The left-hand side and right-hand side of these operators should both be valid operands, which should each come from a comparison. Thus, we should repeat the comparison on each side:

if my_name in email and your_name in email:
    print("The email is about both of us")

if cheese == "cheddar" or cheese == "edam" or cheese == "havarti":
    print("Yum!")

The general approach: all and any

If you have many values to test against, it could get annoying to repeat the comparison each time. Also, sometimes you don't know in advance how many values there are to compare against - for example, you might want to create a list of those values somewhere else in the program, and then compare to everything in the list (without knowing its length).

Python provides built-in functions called all and any which help with this task.

all is analogous to and (all([a, b, c]) works like a and b and c):

Help on built-in function all in module builtins:

all(iterable, /)
    Return True if bool(x) is True for all values x in the iterable.
    
    If the iterable is empty, return True.

any is analogous to or (any([a, b, c]) works like a or b or c):

Help on built-in function any in module builtins:

any(iterable, /)
    Return True if bool(x) is True for any x in the iterable.
    
    If the iterable is empty, return False.

The described results for empty inputs might seem counterintuitive, but they're mathematically valid. If unicorns don't exist, then we can make any generalization we like about "all unicorns", because there won't be anything to contradict us; but we can't say "there is some unicorn that..." because we are already defeated before we consider the restriction.

Naively, this only lets us avoid repeating the operator:

if all([my_name in email, your_name in email]):
    print("The email is about both of us")
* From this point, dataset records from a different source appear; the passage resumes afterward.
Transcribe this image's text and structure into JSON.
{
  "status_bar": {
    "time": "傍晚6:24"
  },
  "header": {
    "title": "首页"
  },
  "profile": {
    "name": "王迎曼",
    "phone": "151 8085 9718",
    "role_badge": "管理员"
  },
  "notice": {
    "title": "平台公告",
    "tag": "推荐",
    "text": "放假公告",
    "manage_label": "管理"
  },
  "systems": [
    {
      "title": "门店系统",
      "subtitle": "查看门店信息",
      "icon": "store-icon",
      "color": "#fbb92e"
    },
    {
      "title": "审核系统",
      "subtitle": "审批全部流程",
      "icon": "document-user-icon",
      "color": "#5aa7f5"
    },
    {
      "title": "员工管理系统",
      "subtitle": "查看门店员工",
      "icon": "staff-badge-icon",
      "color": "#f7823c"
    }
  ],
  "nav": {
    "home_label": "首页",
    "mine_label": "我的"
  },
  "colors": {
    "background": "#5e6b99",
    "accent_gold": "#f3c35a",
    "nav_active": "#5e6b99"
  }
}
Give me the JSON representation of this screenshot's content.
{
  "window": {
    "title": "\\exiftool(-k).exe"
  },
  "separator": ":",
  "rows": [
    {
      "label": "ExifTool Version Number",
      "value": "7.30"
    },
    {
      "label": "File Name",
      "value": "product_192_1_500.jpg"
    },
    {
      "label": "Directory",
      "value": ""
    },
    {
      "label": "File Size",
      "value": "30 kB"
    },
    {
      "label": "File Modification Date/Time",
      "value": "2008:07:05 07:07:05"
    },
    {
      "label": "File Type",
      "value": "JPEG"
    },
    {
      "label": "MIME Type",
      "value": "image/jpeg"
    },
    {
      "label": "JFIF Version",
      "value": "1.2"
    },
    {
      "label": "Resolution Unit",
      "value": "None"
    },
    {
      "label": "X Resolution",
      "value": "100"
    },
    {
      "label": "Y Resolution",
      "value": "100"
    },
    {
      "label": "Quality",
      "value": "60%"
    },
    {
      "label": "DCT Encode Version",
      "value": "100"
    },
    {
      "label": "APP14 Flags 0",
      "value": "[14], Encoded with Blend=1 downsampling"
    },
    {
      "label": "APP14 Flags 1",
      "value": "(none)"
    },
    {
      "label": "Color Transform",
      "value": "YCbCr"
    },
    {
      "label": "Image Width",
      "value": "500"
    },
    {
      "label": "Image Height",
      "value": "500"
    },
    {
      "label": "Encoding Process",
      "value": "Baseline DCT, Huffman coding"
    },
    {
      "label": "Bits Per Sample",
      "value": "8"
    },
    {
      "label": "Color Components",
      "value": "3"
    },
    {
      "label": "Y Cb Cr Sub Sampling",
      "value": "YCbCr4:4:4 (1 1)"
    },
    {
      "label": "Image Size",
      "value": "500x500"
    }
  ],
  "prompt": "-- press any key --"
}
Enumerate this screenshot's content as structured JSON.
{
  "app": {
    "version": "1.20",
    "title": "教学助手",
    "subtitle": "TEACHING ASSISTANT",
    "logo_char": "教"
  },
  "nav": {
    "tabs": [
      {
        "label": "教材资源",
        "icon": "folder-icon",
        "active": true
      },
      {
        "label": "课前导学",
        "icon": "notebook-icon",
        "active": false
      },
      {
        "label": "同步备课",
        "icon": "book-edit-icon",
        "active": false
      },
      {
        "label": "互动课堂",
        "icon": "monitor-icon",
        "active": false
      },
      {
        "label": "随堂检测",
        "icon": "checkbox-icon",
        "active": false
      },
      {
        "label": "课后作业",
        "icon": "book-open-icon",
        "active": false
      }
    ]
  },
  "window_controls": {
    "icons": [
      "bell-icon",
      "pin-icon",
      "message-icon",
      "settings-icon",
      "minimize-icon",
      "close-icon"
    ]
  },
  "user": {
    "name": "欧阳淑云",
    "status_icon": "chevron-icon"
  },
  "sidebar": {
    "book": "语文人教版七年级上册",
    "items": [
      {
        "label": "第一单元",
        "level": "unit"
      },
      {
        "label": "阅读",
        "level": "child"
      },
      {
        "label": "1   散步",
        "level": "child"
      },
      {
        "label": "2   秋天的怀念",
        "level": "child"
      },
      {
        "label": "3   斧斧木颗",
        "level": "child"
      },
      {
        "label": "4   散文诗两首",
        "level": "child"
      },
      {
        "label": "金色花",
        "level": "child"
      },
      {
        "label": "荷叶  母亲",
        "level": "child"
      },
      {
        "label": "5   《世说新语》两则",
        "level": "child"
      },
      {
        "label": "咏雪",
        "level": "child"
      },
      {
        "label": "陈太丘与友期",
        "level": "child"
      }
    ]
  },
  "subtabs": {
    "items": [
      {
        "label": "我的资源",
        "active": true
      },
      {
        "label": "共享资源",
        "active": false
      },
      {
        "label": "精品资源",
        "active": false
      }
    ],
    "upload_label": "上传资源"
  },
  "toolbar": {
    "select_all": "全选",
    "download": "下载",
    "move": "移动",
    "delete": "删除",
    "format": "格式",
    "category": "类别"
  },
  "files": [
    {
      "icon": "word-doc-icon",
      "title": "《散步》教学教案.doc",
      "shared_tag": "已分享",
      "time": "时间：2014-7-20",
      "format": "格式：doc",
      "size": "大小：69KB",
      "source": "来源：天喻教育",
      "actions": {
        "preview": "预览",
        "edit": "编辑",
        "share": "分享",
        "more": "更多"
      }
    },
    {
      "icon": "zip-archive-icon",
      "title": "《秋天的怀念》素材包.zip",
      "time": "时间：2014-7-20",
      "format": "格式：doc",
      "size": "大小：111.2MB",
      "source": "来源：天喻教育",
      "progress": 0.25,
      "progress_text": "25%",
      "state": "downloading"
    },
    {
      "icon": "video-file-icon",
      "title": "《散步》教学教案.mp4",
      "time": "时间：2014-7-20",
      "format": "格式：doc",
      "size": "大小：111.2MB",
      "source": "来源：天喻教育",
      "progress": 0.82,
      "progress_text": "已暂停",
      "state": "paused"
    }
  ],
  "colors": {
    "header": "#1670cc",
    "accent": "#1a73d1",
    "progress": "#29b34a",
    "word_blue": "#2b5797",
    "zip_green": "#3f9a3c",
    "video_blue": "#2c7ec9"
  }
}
if any([cheese == "cheddar", cheese == "edam", cheese == "havarti"]):
    print("Yum!")

This probably doesn't seem like any benefit at all, since the operators had to be replaced with commas anyway.

But the real power comes when we use a generator expression to create the input sequences:

if all(name in email for name in (my_name, your_name)):
    print("The email is about both of us")

if any(cheese == kind for kind in ("cheddar", "edam", "havarti")):
    print("Yum!")

Python gives us this expressive way to describe, abstractly, the group of values that need to be checked with all or any (i.e., as if they had ands or ors, respectively, written in between them).

Meanwhile, the inner logic of all and any will automatically return as soon as the answer is known - it can "short circuit" the same way that hard-coded and and or operators do. (TODO: make sure the Q&A about and and or discusses this!) Of course, if we pass lists (whether we create them "manually" or with a list comprehension), then the whole list has to be created first anyway, which defeats the purpose. But with generator expressions, we can preserve the short-circuiting. Python will only evaluate the generator as far as is needed. (TODO: links for more Q&A about these concepts)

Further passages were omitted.